Davos 2026 mostró un giro del Foro Económico Mundial, que abandona el discurso progresista y acepta las reglas del nuevo orden geopolítico liderado por Estados Unidos
El Foro Económico Mundial (WEF, por sus siglas en inglés) cerró su edición 2026 con una señal clara: la narrativa del consenso globalista quedó atrás. Bajo presión directa de Estados Unidos y en medio de cambios en materia geopolítica, el foro asumió una postura más alineada con el poder real, aceptando en los hechos la lógica del nuevo orden mundial encabezado por Washington.
Así, el punto de inflexión fue la intervención del presidente estadounidense, Donald Trump, quien condicionó públicamente a ocho países europeos —entre ellos Reino Unido, Alemania y Francia— con nuevos aranceles si no respaldaban su plan de adquirir Groenlandia. A diferencia de ediciones anteriores, donde estas posturas eran recibidas con cautela o resistencia, la cúpula del foro optó esta vez por dar escenario, tribuna y validación diplomática al mandatario norteamericano.
Durante su discurso, Trump confirmó que no usará la fuerza militar para tomar Groenlandia, pero también dejó una frase que congeló a muchos en la sala: "A veces es necesario un dictador". Ninguna delegación occidental lo confrontó públicamente. El aplauso fue tibio, pero la estructura del Foro no lo contradijo.
A nivel diplomático, las reacciones se dividieron entre el repliegue y la adaptación. Christine Lagarde, titular del Banco Central Europeo, abandonó la cena oficial del WEF tras declaraciones del secretario de Comercio estadounidense, Howard Lutnick, en las que criticó la postura "obstruccionista" de Bruselas.
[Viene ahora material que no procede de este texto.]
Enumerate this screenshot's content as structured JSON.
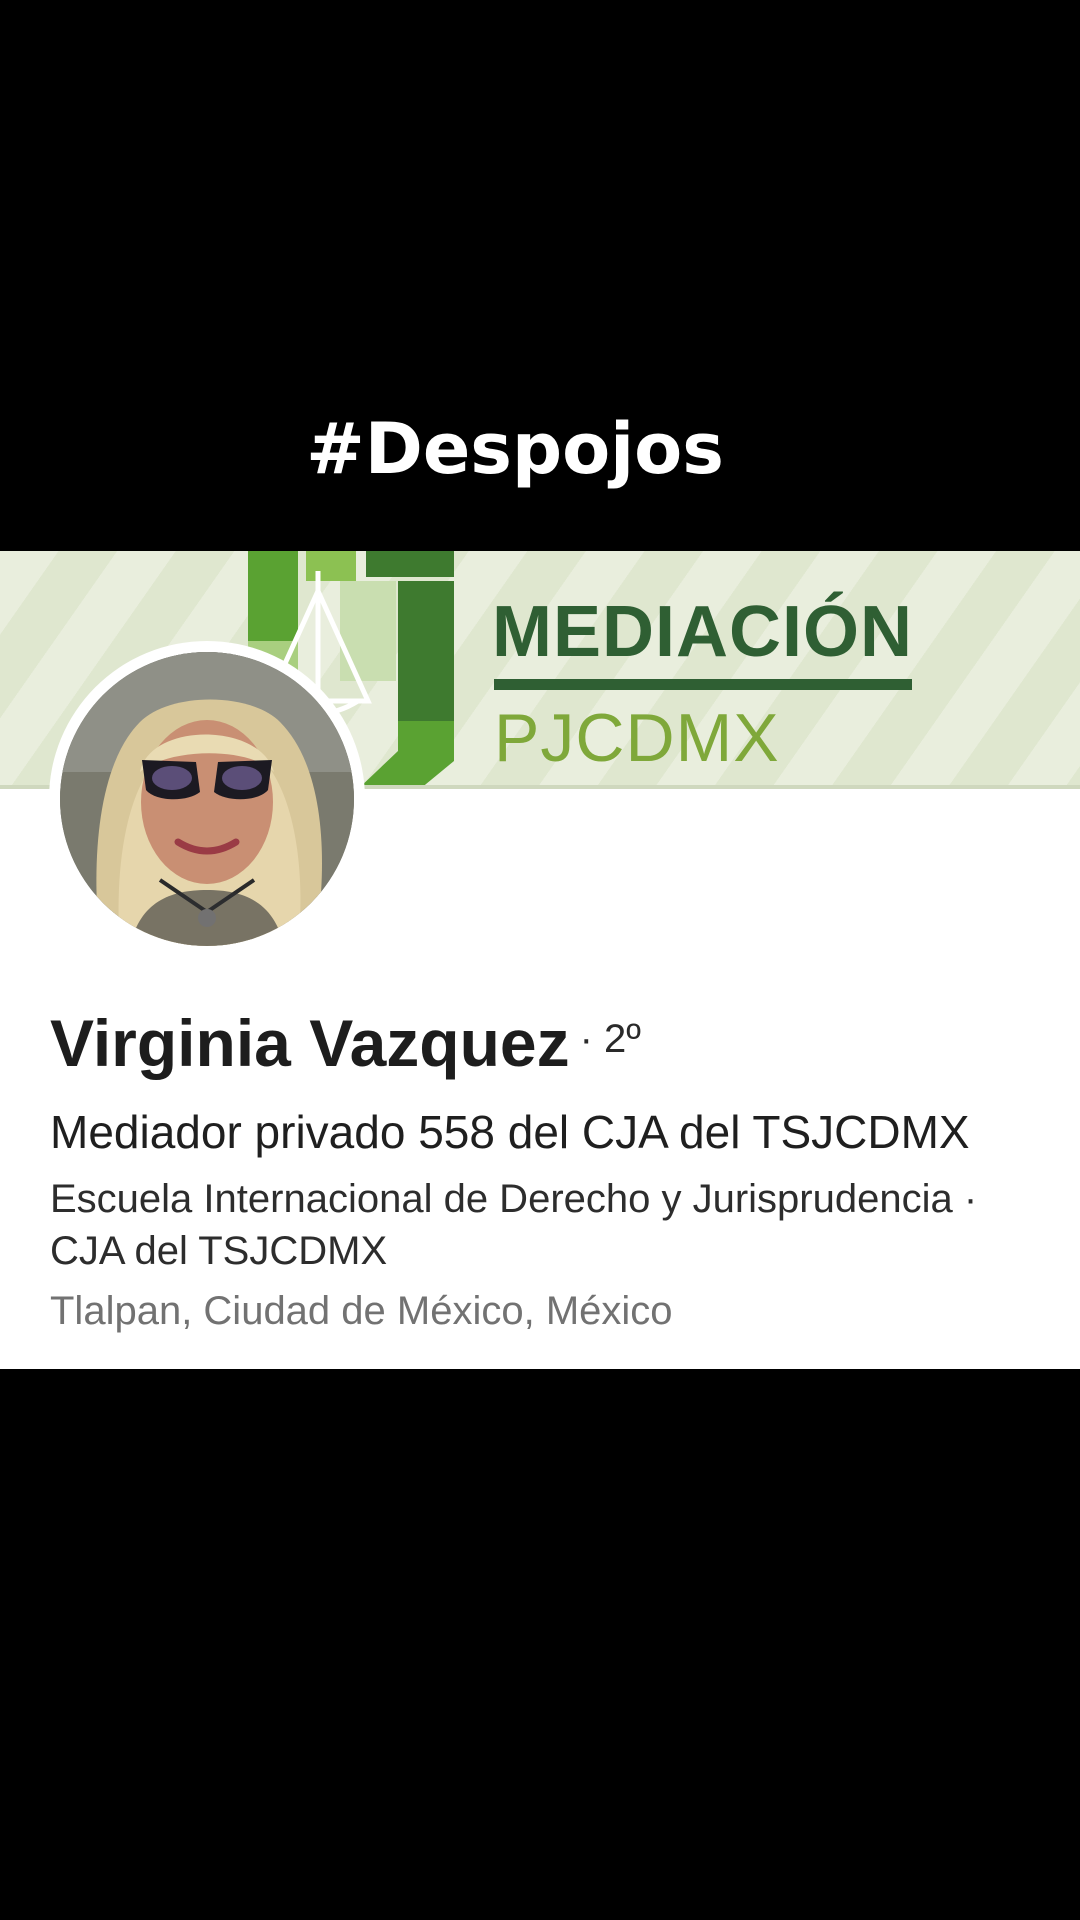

También lo hicieron otros funcionarios europeos, pero sin trascendencia política.
En ese mismo clima, el primer ministro canadiense, Mark Carney, lanzó una advertencia a las llamadas potencias medias: "Si no estamos sentados a la mesa, estaremos en el menú". Su mensaje, más estratégico que ideológico, instó a formar alianzas pragmáticas ante la política exterior de Estados Unidos. "Hay un sistema de rivalidad creciente entre grandes potencias, donde los más poderosos persiguen sus intereses usando la integración económica como coerción", se justificó.
Por su parte, la titular de la Comisión Europea, Ursula von der Leyen, evitó confrontaciones directas y optó por una línea técnica: llamó a los países de la Unión Europea a profundizar la integración energética y financiera, aunque expresó sin temor que "la nostalgia no traerá de vuelta el viejo orden".
Friedrich Merz, canciller de Alemania, también asumió el tono realista: "Hemos entrado en una época de política de grandes potencias". Propuso una Europa menos burocrática y más orientada al servicio, según compartió tras reunirse con la primera ministra italiana, Giorgia Meloni.
La presencia de figuras como Larry Fink, CEO de BlackRock y copresidente interino del Foro, marcó el respaldo empresarial a este cambio de eje. Al darle la bienvenida a Trump en el escenario principal, el mensaje institucional quedó sellado.
Durante la misma jornada, el presidente de Argentina, Javier Milei, respaldó sin matices la visión de poder firme planteada en el Foro. "Maquiavelo ha muerto", sentenció ante el auditorio en el inicio de su discurso. "Lo justo no puede ser ineficiente y lo eficiente justo", afirmó al defender que justicia y eficiencia deben ser entendidas como un binomio funcional desde el análisis dinámico. Su intervención fue recibida con atención por líderes y empresarios que ven en su discurso una lectura cruda, pero alineada con la dirección que hoy marca el nuevo orden mundial.
Con menos discursos sobre inclusión, transición verde o equidad global, y más sobre poder, competencia y soberanía, el Foro de Davos 2026 confirmó que el progresismo perdió centralidad. Así, pudo leerse entre líneas que el nuevo orden no se discute: se negocia bajo las condiciones impuestas por quien puede sostenerlas. Y en Davos, quedó más claridad de los siguientes pasos en la geopolítica.